Since Powell’s dovish pivot at Jackson Hole, markets have increased their bets on the Fed recommencing their rate cutting cycle at this Wednesday’s meeting. The battle between the two planks of the central bank’s mandate appears to have been won by the employment side. A softening labour market with job growth stalled and big recent downward revisions now outweighs any tariff-induced inflation risks. The latter are seen as a one-off price shift which are not deemed to be persistent.
There could me more potential surprises in store at this meeting, as some officials may again dissent and push for a bigger rate reduction. If confirmed as a new member of the FOMC, Stephen Miran, plus Bowman and Waller could support a 50bps cut. There are also remaining legal challenges over whether Lisa Cook will be able to vote in this meeting, though it seems likely she will be able to.
SEPs in focus
The Summary of Economic Projections (SEPs), which include the dot plot will be a big focus for markets. The Fed’s dot plot is a chart published quarterly that shows where each member of the Fed’s policymaking committee expected interest rates to be over the next few years. Most economists expect forecasts to be trimmed for growth and inflation (PCE), while the unemployment rate projections are lifted.

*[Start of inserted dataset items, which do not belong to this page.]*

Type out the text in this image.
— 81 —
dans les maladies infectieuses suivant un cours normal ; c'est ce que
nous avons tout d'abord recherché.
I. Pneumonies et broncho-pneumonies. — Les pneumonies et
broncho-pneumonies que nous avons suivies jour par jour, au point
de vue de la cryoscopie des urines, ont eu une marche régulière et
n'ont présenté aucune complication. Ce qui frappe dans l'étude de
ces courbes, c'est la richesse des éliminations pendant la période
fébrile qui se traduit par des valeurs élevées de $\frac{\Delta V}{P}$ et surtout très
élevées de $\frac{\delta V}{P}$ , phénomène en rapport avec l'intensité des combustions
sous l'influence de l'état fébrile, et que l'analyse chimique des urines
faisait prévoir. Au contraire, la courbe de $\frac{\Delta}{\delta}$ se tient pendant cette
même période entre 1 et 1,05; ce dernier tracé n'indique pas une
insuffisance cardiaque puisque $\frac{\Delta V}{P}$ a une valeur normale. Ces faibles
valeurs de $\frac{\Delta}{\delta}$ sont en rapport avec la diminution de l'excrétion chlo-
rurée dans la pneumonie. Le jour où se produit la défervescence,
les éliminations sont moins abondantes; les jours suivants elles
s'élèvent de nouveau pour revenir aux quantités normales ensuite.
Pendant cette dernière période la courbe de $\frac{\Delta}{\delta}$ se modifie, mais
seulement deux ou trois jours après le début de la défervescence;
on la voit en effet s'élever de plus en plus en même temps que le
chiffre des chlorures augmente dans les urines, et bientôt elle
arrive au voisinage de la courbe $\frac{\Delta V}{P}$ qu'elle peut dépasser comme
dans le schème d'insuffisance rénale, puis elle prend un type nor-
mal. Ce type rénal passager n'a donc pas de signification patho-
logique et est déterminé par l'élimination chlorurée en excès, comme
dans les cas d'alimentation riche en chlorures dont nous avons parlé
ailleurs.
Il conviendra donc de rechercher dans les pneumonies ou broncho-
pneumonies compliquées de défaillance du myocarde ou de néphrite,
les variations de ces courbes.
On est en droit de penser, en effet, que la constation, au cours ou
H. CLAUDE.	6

Dot plot expectations are key, with a wide range of views by Fed officials expected. Risks are likely weighed towards more rate cuts priced in, with the risk of 75bps in 2025, versus 50bps in the most recent estimate from June, while the 2026 median is pushed down by as much as 50bps.
Market reaction
Current market pricing sees around 68bps of rate cuts priced for 2025. That is essentially back-to-back moves in September and October, with roughly above a 70% chance of one more quarter point cut at the December meeting. There’s around 130bps in total until mid/late 2026 which means a terminal or neutral rate of 3%. Consensus sees the base case as a 25bps cut which should keep USD softer and risk assets supported. A bigger cut or dovish dot plot would typically see a bigger USD drop, while gold and equities would rise. A 25bps cut, but fewer cuts going forward – for example, quarterly cuts over sequential reductions – will probably see a stronger greenback and equities pressured.
Dollar seasonals are currently modestly helping support the buck, but these fade from October. The dovish new make-up of the FOMC expected next year may also drag on USD. A Fed cutting interest rates to neutral without the economy entering recession should be good for commodity currencies.